Laura respiró hondo y
esperó hasta que, tal como estipulaba la carta que le habían mandado meses
antes desde la Municipalidad, se presentaran los muy hijos de perra a
desalojarla. Al principio pensó que iban a llegar tarde como siempre lo hacían,
pero al parecer cuando se trataba de destruir o aprovecharse del pobre, los muy
malditos llegaban a correr para estar ahí a tiempo y alcanzar su parte de la
torta.
Primero llegó una
camioneta todo terreno con los genios detrás de la famosa carretera encima,
todos luciendo cascos, lentes oscuros y confiadas sonrisas como si ya tuvieran
la batalla ganada; luego llegaron los Carabineros y todo un séquito de
periodistas idiotas dispuestos a ofrecer la información desde el punto de vista
de los que tenían más dinero, dispuestos a engañar a toda esa gente idiota que
creían en absolutamente todo lo que les decían.
Uno de los hombres
del todo terreno sacó un altavoz de su interior y sin poder contener del todo
su risa divertida provocada por algo que le dijeron sus colegas, le habló desde
la mitad de su patio; todos los demás estaban expectantes.
−Señora Laura Petronila…
–El hombre hizo una pausa para alejar el altavoz de su rostro y así reír
disimuladamente tras uno de sus brazos; sus colegas continuaban riendo tras
él−. Perdón… Señora Laura Petronila…, ejem…, Canihuante Espinoza, debe
desalojar esta casa por orden de la Municipalidad. Si no lo hace dentro de los
cinco próximos minutos, tendremos que proceder a arrestarla.
Pero Laura no le
respondió; sólo seguía mirándolos desde la entrada de su casa, en el mismo
pórtico donde solía beber cerveza con Alfonso durante los fines de semana
después del trabajo, años antes del episodio de Rosa y su promesa de
abstinencia.

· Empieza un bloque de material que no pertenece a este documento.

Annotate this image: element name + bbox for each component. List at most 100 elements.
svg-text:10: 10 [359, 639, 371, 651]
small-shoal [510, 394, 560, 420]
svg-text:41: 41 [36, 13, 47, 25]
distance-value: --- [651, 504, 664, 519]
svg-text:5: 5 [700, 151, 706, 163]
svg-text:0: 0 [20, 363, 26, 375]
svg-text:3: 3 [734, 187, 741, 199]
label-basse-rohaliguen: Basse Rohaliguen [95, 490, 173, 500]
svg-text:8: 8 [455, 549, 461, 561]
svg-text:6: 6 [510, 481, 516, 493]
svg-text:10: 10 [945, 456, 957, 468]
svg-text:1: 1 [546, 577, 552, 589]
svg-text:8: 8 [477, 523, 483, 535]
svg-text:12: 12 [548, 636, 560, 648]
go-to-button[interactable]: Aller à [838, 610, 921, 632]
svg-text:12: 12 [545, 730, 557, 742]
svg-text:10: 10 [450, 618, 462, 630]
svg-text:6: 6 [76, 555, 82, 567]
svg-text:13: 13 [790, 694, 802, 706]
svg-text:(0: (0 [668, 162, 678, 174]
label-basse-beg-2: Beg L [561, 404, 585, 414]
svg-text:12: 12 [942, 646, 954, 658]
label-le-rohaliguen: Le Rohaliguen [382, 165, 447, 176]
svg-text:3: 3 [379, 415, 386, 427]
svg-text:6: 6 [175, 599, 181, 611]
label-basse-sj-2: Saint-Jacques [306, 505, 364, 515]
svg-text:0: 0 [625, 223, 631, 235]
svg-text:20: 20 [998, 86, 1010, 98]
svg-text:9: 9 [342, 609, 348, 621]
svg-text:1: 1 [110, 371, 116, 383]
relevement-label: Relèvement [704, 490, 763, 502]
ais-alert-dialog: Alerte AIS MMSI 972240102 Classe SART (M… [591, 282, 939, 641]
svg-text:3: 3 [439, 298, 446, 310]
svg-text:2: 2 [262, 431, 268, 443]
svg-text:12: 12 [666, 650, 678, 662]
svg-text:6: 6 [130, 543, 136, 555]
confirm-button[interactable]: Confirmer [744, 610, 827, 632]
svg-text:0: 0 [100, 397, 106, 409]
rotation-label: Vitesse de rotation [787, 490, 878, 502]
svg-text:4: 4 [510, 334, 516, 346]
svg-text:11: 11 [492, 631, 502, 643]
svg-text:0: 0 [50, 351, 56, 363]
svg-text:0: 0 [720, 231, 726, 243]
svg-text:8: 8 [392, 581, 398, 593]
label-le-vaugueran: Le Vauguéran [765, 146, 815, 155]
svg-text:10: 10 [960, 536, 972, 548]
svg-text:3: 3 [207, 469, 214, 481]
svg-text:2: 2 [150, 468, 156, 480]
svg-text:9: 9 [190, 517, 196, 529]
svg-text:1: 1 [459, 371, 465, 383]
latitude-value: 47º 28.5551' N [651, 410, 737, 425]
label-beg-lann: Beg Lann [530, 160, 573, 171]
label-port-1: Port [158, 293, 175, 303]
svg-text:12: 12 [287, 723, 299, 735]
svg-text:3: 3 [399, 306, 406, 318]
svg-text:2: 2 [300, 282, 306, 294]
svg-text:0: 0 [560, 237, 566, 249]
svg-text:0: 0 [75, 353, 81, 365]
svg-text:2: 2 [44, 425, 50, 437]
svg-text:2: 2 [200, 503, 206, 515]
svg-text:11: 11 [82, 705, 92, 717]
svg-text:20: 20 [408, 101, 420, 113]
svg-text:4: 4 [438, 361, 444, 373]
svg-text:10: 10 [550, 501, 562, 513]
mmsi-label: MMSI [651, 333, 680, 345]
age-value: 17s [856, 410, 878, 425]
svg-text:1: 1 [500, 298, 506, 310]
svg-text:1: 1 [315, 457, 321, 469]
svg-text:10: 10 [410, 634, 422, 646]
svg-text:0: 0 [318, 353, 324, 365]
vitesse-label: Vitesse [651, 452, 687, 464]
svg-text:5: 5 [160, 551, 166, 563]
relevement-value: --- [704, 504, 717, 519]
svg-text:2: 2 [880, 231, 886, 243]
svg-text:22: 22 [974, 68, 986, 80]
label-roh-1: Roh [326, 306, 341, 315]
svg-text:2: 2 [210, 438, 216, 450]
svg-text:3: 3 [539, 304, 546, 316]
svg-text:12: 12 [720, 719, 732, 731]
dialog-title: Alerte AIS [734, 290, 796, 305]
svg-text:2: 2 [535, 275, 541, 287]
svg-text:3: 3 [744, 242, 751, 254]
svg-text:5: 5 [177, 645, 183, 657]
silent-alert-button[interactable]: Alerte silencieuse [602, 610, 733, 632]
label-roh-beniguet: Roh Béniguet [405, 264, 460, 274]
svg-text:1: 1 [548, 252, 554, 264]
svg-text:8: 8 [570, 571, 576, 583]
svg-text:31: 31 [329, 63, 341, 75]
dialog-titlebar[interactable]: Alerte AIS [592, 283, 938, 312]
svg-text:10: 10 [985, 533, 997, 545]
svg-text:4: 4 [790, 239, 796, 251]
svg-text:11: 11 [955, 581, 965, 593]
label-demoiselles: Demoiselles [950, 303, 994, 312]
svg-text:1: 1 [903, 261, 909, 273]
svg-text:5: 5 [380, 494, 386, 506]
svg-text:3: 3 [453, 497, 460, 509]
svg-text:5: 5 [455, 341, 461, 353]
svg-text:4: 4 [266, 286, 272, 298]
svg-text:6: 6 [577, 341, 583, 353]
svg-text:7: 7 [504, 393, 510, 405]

En vez de eso, se agachó, ocultándose tras uno de los troncos que
sostenían el viejo techo sobre ella, y asomó el objeto que había sacado del
taller de su difunto esposo por sobre la baranda que la cubría; acto seguido,
apuntó hacia el tipo con el altavoz, quien parecía no entender muy bien lo que
estaba ocurriendo; para cuando iba a hablar otra vez, un certero disparo de
escopeta le dio de lleno en la cara, destrozándosela casi por completo. Sus
colegas no alcanzaron a percatarse de que corrían grave peligro hasta que otro
de ellos cayó al piso con toda su garganta reventada, dejándolo moribundo sobre
la tierra. Fue entonces que los demás se pusieron a cubierto, chillando de
sorpresa y miedo. Los Carabineros empezaron a llamar por radio pidiendo más
refuerzos, al tiempo que los periodistas aprovecharon para tomar fotos y grabar
todo lo que sucedía, saboreando la violenta noticia que tenían entre manos,
mientras que Laura, por su lado, se sentía feliz y libre como nunca antes lo
había sido en toda su vida a cada disparo que le daba a esos hijos de perra que
venían a apropiarse de lo que siempre le había pertenecido.